MHD Taylor-Couette Flow for Small Magnetic Prandtl Number and With Hall Effect

Abstract

Rotating shear flows are very common in astrophysics. Rotation profiles of stars, accretion disks, and galaxies are shear flows. The Rayleigh criterion for stability of a given rotation profile requires an increasing specific angular momentum with distance from the rotation axis. This criterion is fulfilled in nearly all astrophysical objects. The rotation profile in accretion disks obeys roughly Ω ∼ r−3/2, where r is the axis distance.

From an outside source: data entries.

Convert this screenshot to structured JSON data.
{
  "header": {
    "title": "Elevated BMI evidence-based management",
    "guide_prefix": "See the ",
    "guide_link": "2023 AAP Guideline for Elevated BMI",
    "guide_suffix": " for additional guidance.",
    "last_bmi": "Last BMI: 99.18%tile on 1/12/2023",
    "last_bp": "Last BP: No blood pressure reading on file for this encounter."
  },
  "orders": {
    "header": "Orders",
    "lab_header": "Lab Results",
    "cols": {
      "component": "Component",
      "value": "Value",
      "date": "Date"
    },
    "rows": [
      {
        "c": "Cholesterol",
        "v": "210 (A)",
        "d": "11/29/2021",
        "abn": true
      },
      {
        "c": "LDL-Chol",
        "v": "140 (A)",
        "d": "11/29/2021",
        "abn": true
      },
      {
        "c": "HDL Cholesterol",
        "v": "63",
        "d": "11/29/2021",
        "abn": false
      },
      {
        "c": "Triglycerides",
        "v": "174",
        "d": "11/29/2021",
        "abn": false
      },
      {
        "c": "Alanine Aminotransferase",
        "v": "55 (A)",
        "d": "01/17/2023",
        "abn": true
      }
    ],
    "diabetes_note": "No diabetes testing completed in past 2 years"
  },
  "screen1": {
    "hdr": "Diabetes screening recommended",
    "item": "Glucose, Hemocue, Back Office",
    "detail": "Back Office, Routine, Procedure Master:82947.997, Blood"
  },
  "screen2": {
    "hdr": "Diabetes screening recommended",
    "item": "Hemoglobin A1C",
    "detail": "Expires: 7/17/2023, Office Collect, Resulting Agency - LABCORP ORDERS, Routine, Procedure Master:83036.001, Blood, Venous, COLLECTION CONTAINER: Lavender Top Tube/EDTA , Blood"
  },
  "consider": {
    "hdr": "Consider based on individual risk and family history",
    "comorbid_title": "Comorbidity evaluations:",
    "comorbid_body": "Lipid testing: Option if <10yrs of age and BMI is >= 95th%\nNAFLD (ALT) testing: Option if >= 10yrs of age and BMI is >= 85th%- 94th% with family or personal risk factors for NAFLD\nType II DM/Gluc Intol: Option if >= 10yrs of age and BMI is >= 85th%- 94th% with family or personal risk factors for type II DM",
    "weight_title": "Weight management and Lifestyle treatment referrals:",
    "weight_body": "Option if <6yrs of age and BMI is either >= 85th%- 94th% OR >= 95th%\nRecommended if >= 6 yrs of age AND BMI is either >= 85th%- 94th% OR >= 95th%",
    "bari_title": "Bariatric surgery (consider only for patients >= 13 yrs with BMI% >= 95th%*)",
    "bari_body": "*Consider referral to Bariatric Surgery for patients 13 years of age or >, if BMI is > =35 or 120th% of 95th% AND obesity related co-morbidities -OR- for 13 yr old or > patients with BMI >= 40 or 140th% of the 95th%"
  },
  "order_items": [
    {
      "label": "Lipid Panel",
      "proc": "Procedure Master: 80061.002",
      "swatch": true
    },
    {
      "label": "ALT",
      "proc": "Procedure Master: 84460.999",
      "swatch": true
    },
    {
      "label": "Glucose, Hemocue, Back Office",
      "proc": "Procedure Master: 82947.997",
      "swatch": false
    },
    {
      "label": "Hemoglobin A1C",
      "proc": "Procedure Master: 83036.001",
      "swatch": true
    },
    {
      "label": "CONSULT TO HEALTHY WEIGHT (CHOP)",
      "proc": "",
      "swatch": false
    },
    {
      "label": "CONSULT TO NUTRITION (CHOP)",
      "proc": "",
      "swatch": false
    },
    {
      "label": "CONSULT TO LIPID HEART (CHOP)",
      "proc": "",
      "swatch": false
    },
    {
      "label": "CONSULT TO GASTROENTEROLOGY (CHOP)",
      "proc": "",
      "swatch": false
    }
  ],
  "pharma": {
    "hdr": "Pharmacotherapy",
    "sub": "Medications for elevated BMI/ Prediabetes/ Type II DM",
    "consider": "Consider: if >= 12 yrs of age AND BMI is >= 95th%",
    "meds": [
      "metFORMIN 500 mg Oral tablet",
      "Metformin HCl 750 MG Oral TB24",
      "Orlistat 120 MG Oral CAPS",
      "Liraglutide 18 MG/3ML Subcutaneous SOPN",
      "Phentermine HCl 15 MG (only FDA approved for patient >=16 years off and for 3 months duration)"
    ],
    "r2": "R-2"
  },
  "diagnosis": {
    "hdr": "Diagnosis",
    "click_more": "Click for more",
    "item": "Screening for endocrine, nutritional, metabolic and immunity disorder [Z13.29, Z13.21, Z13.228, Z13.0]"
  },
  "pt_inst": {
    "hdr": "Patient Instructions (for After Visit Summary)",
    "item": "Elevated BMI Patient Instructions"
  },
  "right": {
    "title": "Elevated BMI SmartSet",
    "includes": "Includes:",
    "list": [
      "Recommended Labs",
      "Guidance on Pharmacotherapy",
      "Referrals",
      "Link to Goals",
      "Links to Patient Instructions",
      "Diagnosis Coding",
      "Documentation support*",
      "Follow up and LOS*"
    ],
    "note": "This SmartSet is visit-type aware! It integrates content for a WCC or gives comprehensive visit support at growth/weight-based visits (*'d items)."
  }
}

A powerful ingredient to rotating shear flows are magnetic fields, which excite a linear instability even if they are weak in terms of energy compared with the thermal energy. The magnetorotational instability (MRI) has been proven by analytical and numerical studies to be very efficient in generating turbulence. The turbulent flows emerging from the instability lead to outward transport of angular momentum (see e.g. [1], [2], [3]). This is a very promising finding for the problem of the formation of stars. The MRI had not yet been observed in the laboratory at the time of the Conference. Taylor-Couette (TC) experiments study the flow between two coaxial cylinders with one of them, or both, rotating. If the inner cylinder is rotating – by far the most often studied case in the laboratory – the rotation profile Ω = A + B/r2 looks similar to the Keplerian one, but is Rayleigh unstable whence not comparable to accretion disks. Nevertheless, the TC flow bears the chance to reproduce the MRI in an experiment.